Snippet: BlackBerry CEO John Chen is Whiny, Doesn’t Get Net Neutrality ☇

Shared on January 22, 2015

John Chen:

Unfortunately, not all content and applications providers have embraced openness and neutrality. Unlike BlackBerry, which allows iPhone users to download and use our BBM service, Apple does not allow BlackBerry or Android users to download Apple’s iMessage messaging service. Netflix, which has forcefully advocated for carrier neutrality, has discriminated against BlackBerry customers by refusing to make its streaming movie service available to them. Many other applications providers similarly offer service only to iPhone and Android users. This dynamic has created a two-tiered wireless broadband ecosystem, in which iPhone and Android users are able to access far more content and applications than customers using devices running other operating systems. These are precisely the sort of discriminatory practices that neutrality advocates have criticized at the carrier level.
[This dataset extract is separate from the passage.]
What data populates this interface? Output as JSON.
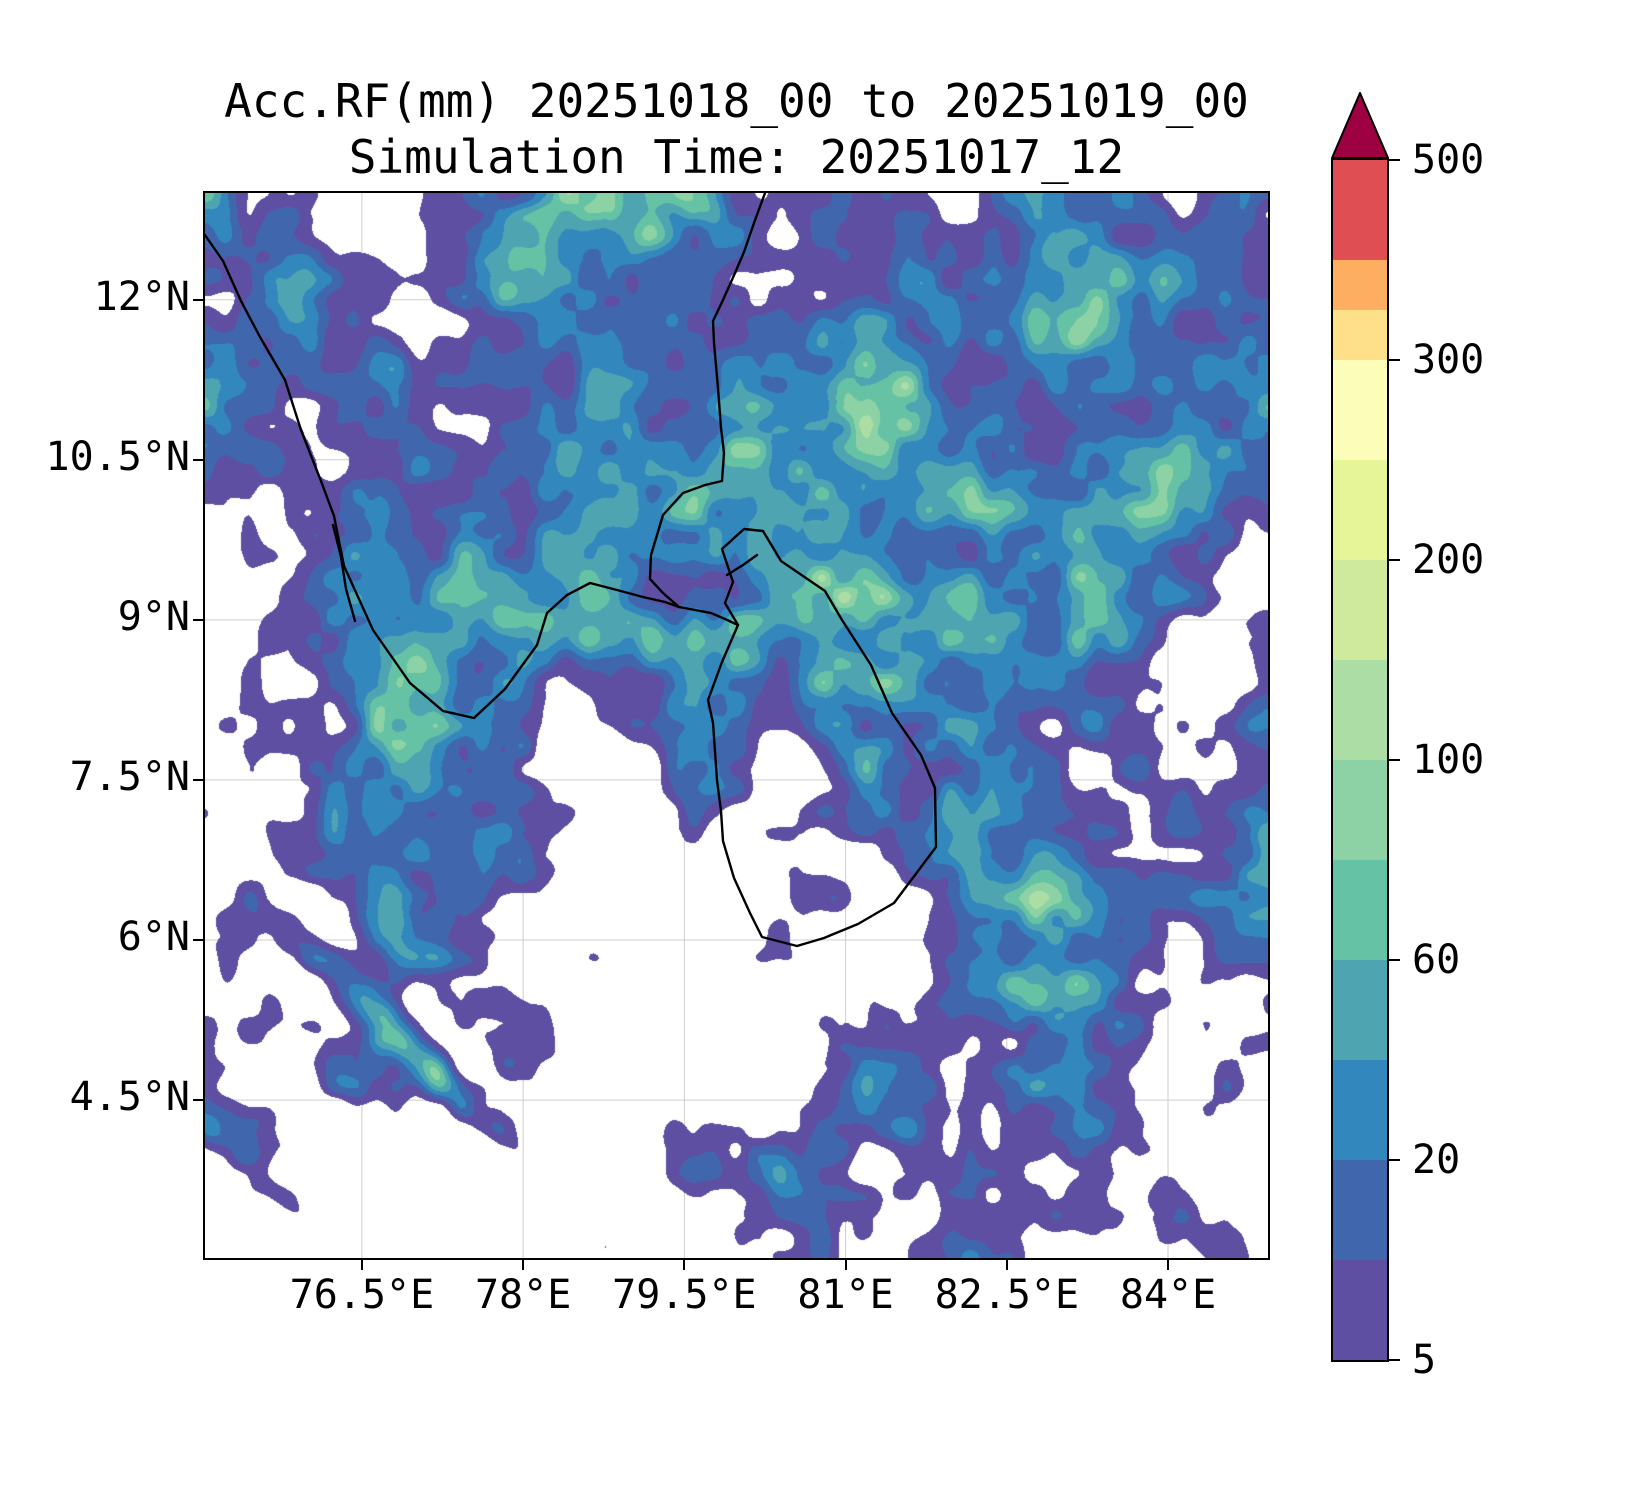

While it is a chicken-egg situation for BlackBerry’s newest offerings, along with Windows Phone, this is how business works. If you’re developing an app, you’re going to target the most popular devices. Others may eventually happen, but that requires additional time, effort, and support. Let’s not forget that BBM was BlackBerry-only for quite a long time, only opening up support for other platforms in a quick attempt to entice potential customers. Historically, this would be like 1996 Apple complaining that there’s way more software and hardware available for Windows PCs. That’s how competition works—Apple and Google had to gain momentum to get the popular apps and services for their mobile devices—it’s not their fault that BlackBerry lost support from developers and customers.